The fusion protein of respiratory syncytial virus (RSV F) is a major target of structure-based vaccine design. The F glycoprotein adopts two conformations: pre-fusion and post-fusion, both are recognized by neutralizing antibodies [29]. The pre-fusion F is a metastable structure that readily rearranges into the lower energy post-fusion state [30]. There are large structural differences between the lollipop-shaped pre-fusion F trimer and the crutch-shaped post-fusion F trimer [31,32,33]. Absorption of human sera with post-fusion F fails to remove most of the F-specific neutralizing activity suggesting there are neutralizing antigenic sites unique to the pre-fusion form [34]. Elucidation of the crystal structure of the pre-fusion state of the RSV F in complex with D25 neutralizing antibody [32] paved the way for structure-based design of a stable pre-fusion F antigen with superior immunogenicity when compared to the post-fusion antigen [35]. The major target of RSV-neutralizing antibodies elicited by natural infection was found to reside on the pre-fusion conformation of RSV F at antigenic site Ø [32,34]. Antibodies, such as 5C4 [32], AM22 (Patent Application 12/600,950) and D25 (Patent Application 12/898,325), are substantially more potent than palivizumab (Synagis®, MedImmune, Inc, Gaithersburg, MD, USA), which targets antigenic site II on RSV F. A recent study demonstrated that a modified uncleaved RSV Fecto (containing mutations to the furin cleavage sites and fusion peptide region) monomer binds not only key RSV-neutralizing epitopes shared between the pre-fusion and post-fusion conformations, but also the pre-fusion specific monoclonal antibody D25 and human neutralizing immunoglobulins that do not bind to the post-fusion F [36]. The use of structural information to identify neutralizing epitopes may enable construction of a vaccine with a more robust, focused immune response.

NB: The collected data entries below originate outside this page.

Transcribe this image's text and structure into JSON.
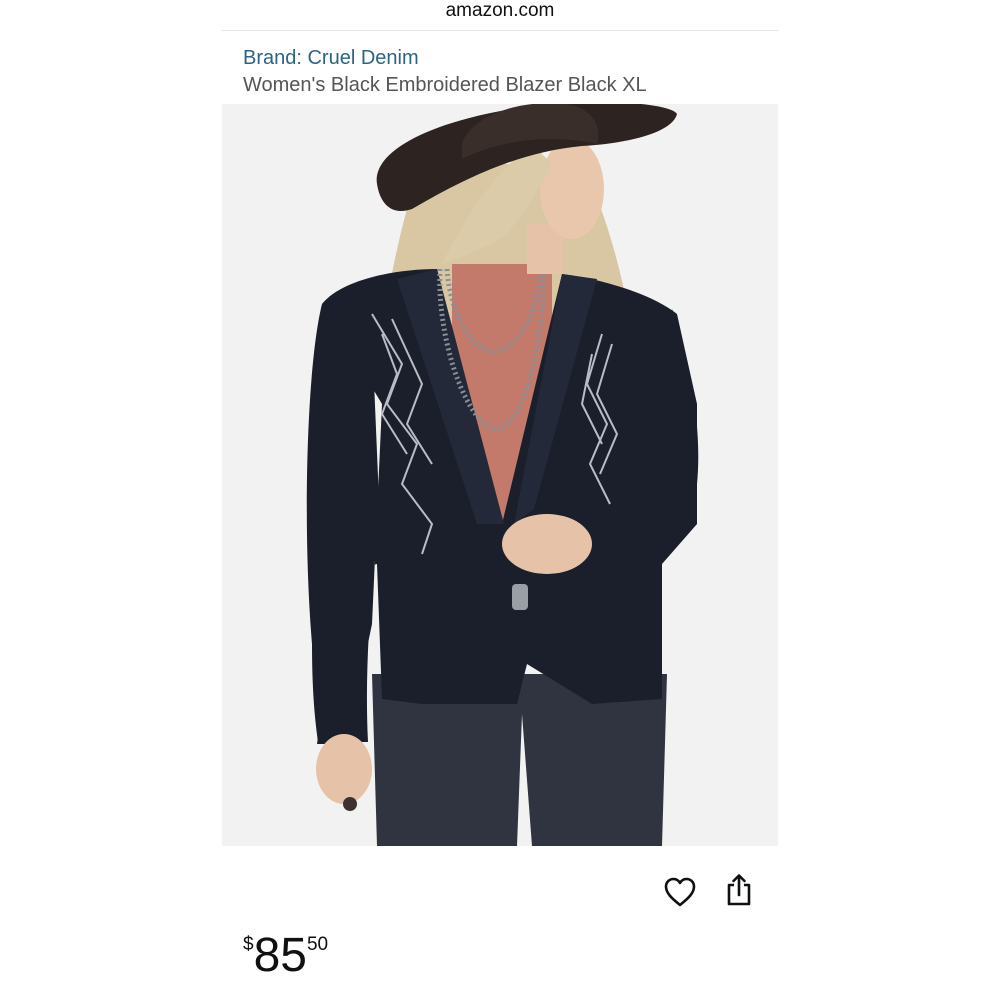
{
  "browser": {
    "url": "amazon.com"
  },
  "product": {
    "brand_label": "Brand: Cruel Denim",
    "title": "Women's Black Embroidered Blazer Black XL",
    "image_alt": "Model wearing black embroidered blazer"
  },
  "actions": {
    "wishlist_icon": "heart-icon",
    "share_icon": "share-icon"
  },
  "price": {
    "symbol": "$",
    "whole": "85",
    "fraction": "50"
  },
  "colors": {
    "brand_link": "#2b6583",
    "title": "#555555",
    "price": "#0f1111"
  }
}
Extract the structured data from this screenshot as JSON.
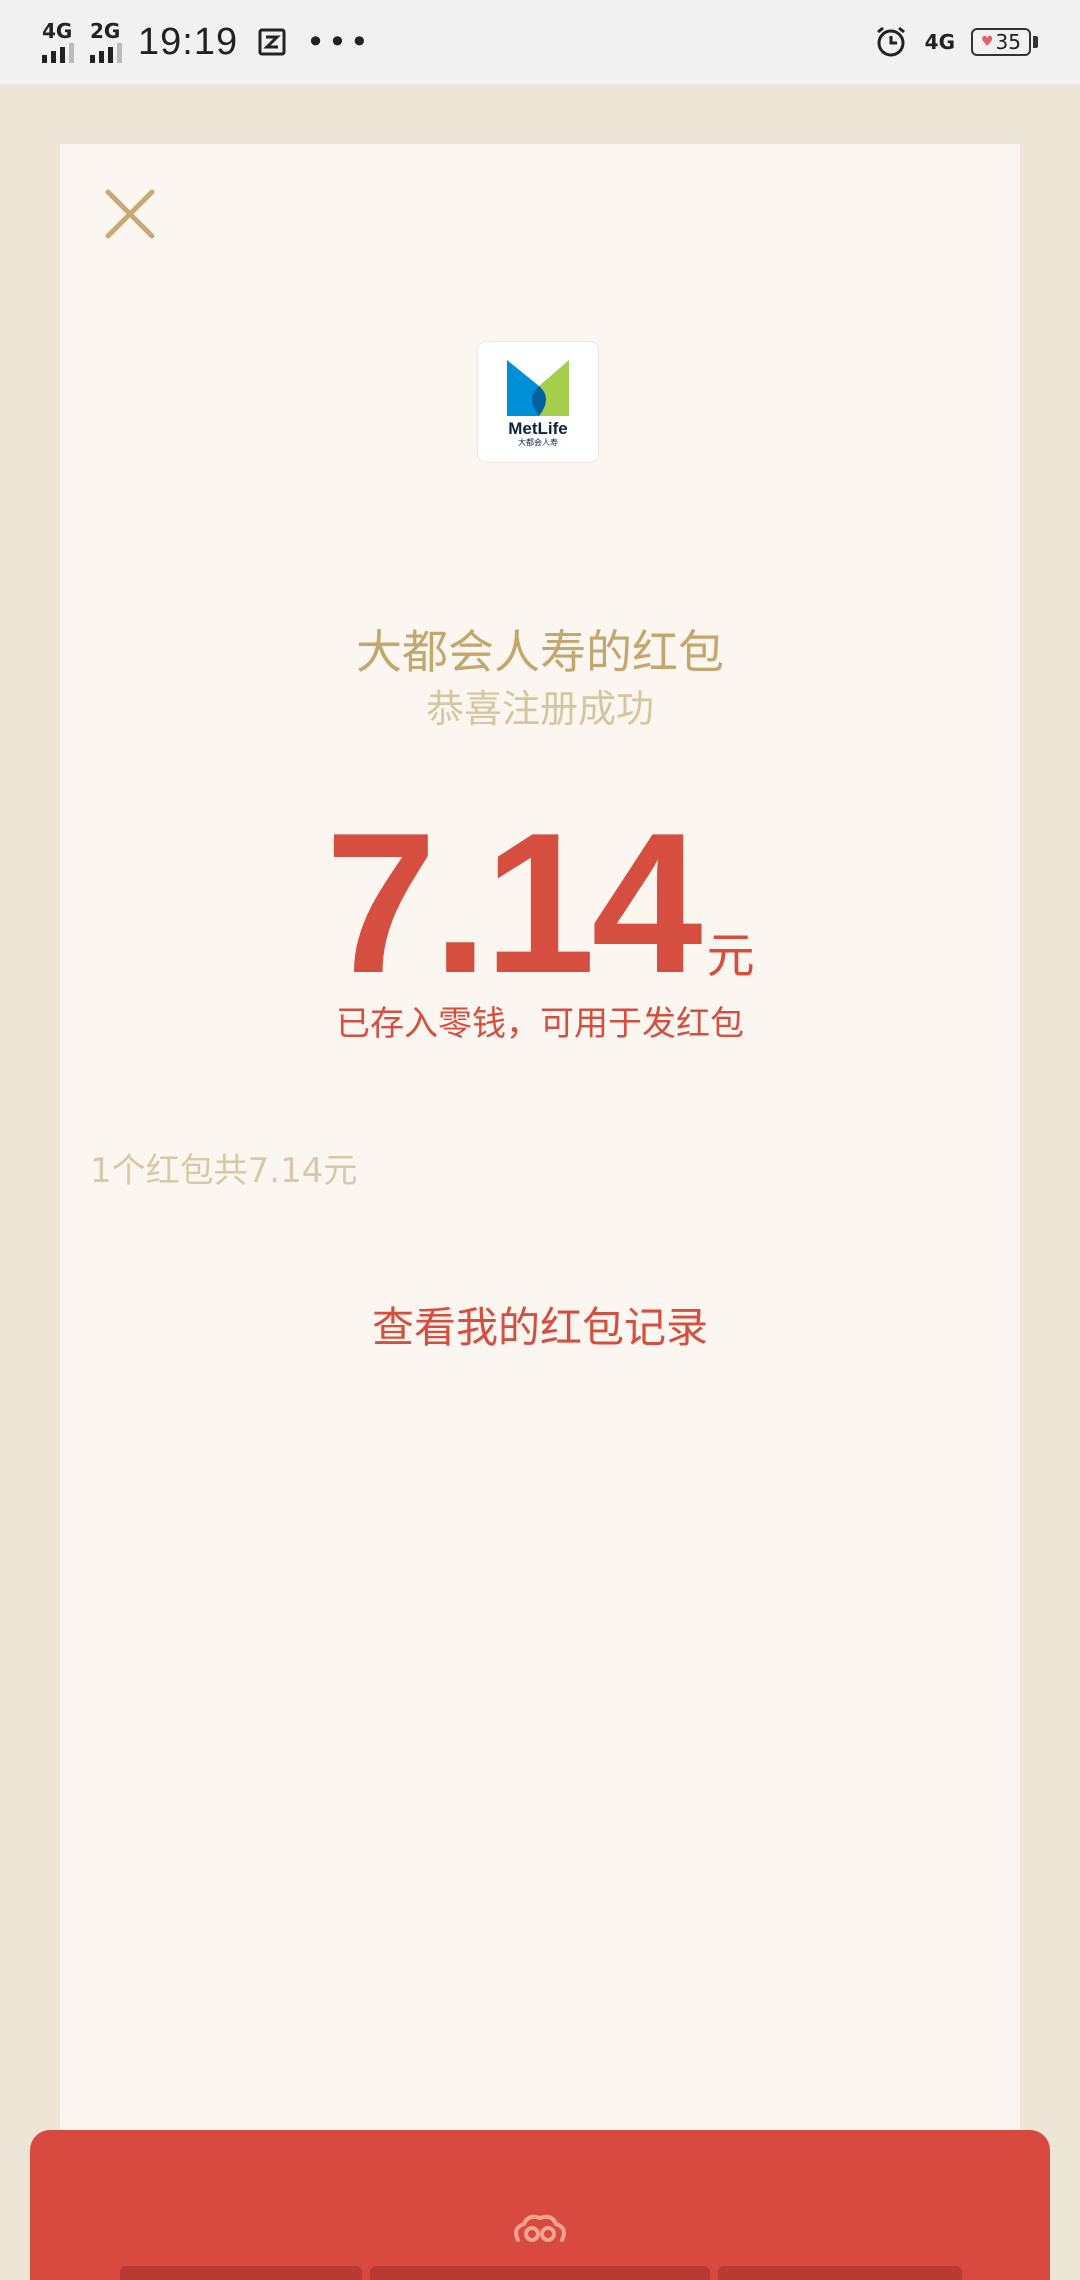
{
  "status_bar": {
    "net1": "4G",
    "net2": "2G",
    "time": "19:19",
    "dots": "•••",
    "net_right": "4G",
    "battery": "35"
  },
  "card": {
    "title": "大都会人寿的红包",
    "subtitle": "恭喜注册成功",
    "amount": "7.14",
    "unit": "元",
    "note": "已存入零钱，可用于发红包",
    "summary": "1个红包共7.14元",
    "record_link": "查看我的红包记录"
  },
  "logo": {
    "brand": "MetLife",
    "sub": "大都会人寿"
  },
  "colors": {
    "accent_red": "#d64e40",
    "gold": "#c4a66f",
    "card_bg": "#fbf6ef",
    "page_bg": "#ede5d5"
  },
  "icons": {
    "close": "close-icon",
    "logo": "metlife-logo",
    "cloud": "cloud-pattern-icon",
    "alarm": "alarm-icon",
    "sim": "sim-icon"
  }
}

In another example, two surface glycoproteins, gH and gL, are highly conserved among herpesviruses and represent a major target of virus-neutralizing antibodies [37]. These glycoproteins, gH and gL (as a complex), have important roles in epithelial cell entry [38,39] and fusogenic activity with gB [40,41,42,43,44,45,46,47]. Crystal structures of the gH-gL complex showed gH intimately associated with gL [40,48] (interaction necessary for proper protein folding) and often form larger complexes, gH-gL-gO and gH-gL-UL128-131 [38,39,49,50]. Analysis of hCMV seropositive sera found antibodies specific for the gH-gL-UL128-131 complex to be significantly more potent in neutralizing hCMV infections in epithelial cells than the more abundant gB [51,52,53], the canonical target antigen for vaccine development. Using this information, polycistronic alphavirus replicon particles (VRPs) that express either hCMV gH-gL or hCMV gH-gL-UL128–131 complexes in infected cells were constructed and validated [54,55]. VRPs expressing gH-gL elicited stronger and qualitatively different neutralizing antibodies than those elicited by VRPs encoding gB, VRPs encoding gH alone or VRPs encoding gL alone [54]. gH-gL VRP induced antibodies were complement-independent and broadly cross-neutralizing [54]. VRPs expressing the pentameric complex (gH-gL-UL128–131) elicited responses neutralizing infection of epithelial cells three- to seven-fold more potently than VRP expressing gH-gL in mice, as evaluated by in vitro neutralization assays [55].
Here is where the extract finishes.